You can submit any kind of document-- PDFs (including scanned PDFs that require OCR), MS Word and Powerpoint files, images, audio files (mp3, m4a, etc.), and turn them into highly optimized versions in nice markdown formatting, from which HTML and PDF versions are automatically generated. Once converted, you can also edit them directly in the site using the built-in markdown editor, where it saves a running revision history and regenerates the PDF/HTML versions.
In addition to just getting the optimized version of the document, you can also generate many other kinds of "derived documents" from the original: interactive multiple choice quizzes that you can actually take and get graded on; slick looking presentation slides as PDF or HTML (using LaTeX and Reveal.js), an in-depth summary, a concept mind map (using Mermaid diagrams) and outline, custom lesson plans where you can select your target audience, a readability analysis and grade-level versions of your original document (good for simplifying concepts for students), Anki Flashcards that you can import directly into the Anki app or use on the site in a nice interface, and more.
For any HTML generated content, you can also host it with one click and you get a unique URL that you can distribute to anyone for viewing, and they don't need to have an account to see it.
This has been a lot more challenging to make than I originally guessed it would be, but I'm pretty pleased with the final output quality, which was a result of tons of prompt engineering and iteration and chaining together different prompts in pipelines. The mind map generation in particular is ~2,700 lines of Python code and involves many dozens if not hundreds of separate LLM inference calls to generate a single mind map from a source document. What I think is interesting about this is that, even though one theoretically could do many of these things using ChatGPT manually, it wouldn't be practical because of the many stages of complex logic involved in combining and transforming the LLM outputs.

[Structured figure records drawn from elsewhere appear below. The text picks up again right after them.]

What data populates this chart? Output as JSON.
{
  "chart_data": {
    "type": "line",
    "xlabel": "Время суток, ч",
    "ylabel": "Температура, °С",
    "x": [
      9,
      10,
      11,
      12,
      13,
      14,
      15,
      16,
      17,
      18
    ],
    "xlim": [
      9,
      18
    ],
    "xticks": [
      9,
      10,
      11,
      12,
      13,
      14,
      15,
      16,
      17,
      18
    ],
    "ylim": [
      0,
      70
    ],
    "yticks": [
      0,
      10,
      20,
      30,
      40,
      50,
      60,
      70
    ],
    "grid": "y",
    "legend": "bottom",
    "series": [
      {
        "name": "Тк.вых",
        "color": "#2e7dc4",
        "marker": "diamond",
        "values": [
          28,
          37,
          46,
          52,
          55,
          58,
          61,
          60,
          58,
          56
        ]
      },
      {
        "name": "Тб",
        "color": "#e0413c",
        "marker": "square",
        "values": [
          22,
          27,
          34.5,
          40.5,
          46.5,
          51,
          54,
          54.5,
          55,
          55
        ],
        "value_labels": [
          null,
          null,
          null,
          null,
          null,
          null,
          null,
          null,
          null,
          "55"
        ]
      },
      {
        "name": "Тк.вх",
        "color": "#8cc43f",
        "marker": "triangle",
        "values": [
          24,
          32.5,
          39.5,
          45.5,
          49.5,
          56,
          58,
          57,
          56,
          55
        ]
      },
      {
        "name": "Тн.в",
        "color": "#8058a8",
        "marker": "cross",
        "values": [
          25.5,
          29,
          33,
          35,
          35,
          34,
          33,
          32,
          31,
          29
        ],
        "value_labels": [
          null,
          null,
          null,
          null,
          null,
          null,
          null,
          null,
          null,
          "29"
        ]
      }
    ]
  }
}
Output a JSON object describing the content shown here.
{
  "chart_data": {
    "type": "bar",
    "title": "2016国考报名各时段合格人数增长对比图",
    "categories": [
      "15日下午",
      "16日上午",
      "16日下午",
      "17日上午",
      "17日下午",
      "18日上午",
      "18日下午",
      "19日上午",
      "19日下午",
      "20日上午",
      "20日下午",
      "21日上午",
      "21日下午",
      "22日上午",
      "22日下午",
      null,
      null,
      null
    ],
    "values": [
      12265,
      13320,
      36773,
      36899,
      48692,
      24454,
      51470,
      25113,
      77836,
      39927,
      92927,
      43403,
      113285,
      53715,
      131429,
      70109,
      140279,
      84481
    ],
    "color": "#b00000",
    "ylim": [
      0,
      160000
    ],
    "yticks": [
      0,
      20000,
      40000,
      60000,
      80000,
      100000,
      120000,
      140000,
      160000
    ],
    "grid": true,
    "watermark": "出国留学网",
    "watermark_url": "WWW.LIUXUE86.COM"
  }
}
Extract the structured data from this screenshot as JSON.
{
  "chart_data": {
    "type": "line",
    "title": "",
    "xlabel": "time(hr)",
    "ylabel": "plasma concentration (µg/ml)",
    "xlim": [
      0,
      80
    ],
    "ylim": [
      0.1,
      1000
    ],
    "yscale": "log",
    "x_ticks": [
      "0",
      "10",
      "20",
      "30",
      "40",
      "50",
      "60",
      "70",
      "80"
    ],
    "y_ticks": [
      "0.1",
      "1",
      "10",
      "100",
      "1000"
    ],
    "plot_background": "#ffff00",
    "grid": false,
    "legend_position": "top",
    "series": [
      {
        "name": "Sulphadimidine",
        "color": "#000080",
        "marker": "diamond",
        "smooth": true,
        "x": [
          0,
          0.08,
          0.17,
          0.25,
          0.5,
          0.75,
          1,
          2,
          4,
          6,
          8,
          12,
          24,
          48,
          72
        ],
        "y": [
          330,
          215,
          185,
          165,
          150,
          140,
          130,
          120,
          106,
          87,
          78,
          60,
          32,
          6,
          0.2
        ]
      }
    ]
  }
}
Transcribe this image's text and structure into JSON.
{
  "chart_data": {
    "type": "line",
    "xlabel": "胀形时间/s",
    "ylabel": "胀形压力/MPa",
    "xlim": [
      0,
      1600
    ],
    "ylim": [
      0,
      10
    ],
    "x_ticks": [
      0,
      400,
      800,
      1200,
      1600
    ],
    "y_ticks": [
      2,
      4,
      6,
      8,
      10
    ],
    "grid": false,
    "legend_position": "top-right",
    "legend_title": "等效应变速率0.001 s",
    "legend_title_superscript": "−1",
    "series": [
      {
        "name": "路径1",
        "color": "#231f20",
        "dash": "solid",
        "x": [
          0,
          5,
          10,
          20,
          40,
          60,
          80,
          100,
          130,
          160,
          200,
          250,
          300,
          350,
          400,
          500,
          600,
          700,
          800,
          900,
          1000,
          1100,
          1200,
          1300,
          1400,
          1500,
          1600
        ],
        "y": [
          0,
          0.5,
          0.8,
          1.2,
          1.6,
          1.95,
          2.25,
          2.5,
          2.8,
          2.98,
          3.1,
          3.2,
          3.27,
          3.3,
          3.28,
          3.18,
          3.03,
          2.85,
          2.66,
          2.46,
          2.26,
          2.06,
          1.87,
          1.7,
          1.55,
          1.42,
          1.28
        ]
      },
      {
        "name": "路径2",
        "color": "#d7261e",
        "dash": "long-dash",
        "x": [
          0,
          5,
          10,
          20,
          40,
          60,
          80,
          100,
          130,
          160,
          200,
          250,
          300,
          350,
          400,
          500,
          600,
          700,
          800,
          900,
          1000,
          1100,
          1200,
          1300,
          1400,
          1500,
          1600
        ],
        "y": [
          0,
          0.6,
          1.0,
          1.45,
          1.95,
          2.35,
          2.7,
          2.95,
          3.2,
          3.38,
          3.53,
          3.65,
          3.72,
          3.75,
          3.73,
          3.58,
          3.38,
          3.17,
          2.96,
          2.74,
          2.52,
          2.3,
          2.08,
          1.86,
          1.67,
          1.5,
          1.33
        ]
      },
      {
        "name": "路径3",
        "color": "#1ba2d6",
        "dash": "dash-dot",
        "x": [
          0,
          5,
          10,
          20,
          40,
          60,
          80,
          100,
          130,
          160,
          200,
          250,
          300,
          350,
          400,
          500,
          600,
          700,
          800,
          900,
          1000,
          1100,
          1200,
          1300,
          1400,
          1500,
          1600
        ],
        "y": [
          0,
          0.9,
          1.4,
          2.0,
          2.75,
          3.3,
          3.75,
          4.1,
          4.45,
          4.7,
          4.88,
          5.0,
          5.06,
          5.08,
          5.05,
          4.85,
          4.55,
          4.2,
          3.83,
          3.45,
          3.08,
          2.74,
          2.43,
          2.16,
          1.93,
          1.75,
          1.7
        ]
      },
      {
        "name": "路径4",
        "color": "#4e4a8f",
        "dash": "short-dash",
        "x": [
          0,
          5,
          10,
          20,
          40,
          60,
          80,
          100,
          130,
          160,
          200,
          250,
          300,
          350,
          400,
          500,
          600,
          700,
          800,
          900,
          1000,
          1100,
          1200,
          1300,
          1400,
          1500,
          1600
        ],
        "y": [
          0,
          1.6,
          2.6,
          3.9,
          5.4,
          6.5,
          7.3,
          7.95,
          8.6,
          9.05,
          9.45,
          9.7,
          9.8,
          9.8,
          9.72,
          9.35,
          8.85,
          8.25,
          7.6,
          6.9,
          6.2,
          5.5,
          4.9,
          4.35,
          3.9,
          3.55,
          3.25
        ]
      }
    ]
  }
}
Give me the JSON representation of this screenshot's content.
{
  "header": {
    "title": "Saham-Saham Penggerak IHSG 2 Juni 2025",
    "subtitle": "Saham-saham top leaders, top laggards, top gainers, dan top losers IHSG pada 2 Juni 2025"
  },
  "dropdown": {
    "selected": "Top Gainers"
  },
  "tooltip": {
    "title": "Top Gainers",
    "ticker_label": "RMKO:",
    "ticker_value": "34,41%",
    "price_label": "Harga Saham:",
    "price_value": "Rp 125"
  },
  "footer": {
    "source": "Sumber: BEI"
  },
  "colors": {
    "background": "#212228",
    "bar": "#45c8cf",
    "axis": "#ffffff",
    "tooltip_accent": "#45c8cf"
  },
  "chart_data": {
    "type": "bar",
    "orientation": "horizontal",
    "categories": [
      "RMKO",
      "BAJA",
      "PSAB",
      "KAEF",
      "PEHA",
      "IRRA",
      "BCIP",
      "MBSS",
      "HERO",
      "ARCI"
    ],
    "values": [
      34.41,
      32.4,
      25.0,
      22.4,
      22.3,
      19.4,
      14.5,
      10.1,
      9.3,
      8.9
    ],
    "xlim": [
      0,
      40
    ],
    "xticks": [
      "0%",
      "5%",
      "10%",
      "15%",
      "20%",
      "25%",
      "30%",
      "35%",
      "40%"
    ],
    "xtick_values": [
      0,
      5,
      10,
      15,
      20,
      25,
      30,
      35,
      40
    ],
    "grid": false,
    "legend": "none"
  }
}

There was also a lot of more manual "quality control" filtering/processing involved to remove any traces of the LLM inserting irrelevant text, such as preambles/introductory comments (even when explicitly prompted not to do so).
Anyway, happy to answer any questions people have about it.
For a real-world test of this, I just tried it with this document featured in this other submission today about OCR:
https://news.ycombinator.com/item?id=42443022
My message from that discussion:
Out of curiosity, I tried submitting the first 200 pages of the PDF he used to my new tool that I also submitted today to Show HN, ( fixmydocuments.com ), and it generated the following without any further interaction besides submitting the PDF file:
https://fixmydocuments.com/api/hosted/m-moires-de-saint-simo...
I think it's not a bad result, and any minor imperfections could be revised easily in the markdown. My feature to turn the document into presentation slides got a bit confused because of the French language, so some slides ended up getting translated into English. But again, it wouldn't be hard to revise the slide contents using ChatGPT or Claude to make them all either French or English:
https://fixmydocuments.com/api/hosted/m-moires-de-saint-simo...
Looks solid, going to try it out.
I'm going to be __that guy__, but just ask - is the functionality set similar to llamaparse or is this llamaparse + llm?
This does a lot more… the optimization state is incredibly elaborate. And some of the derived document type generation is complex enough to be a standalone app in my opinion. It’s really a suite of tools for generating new types of documents from your original document without any additional input required from the user besides the document itself.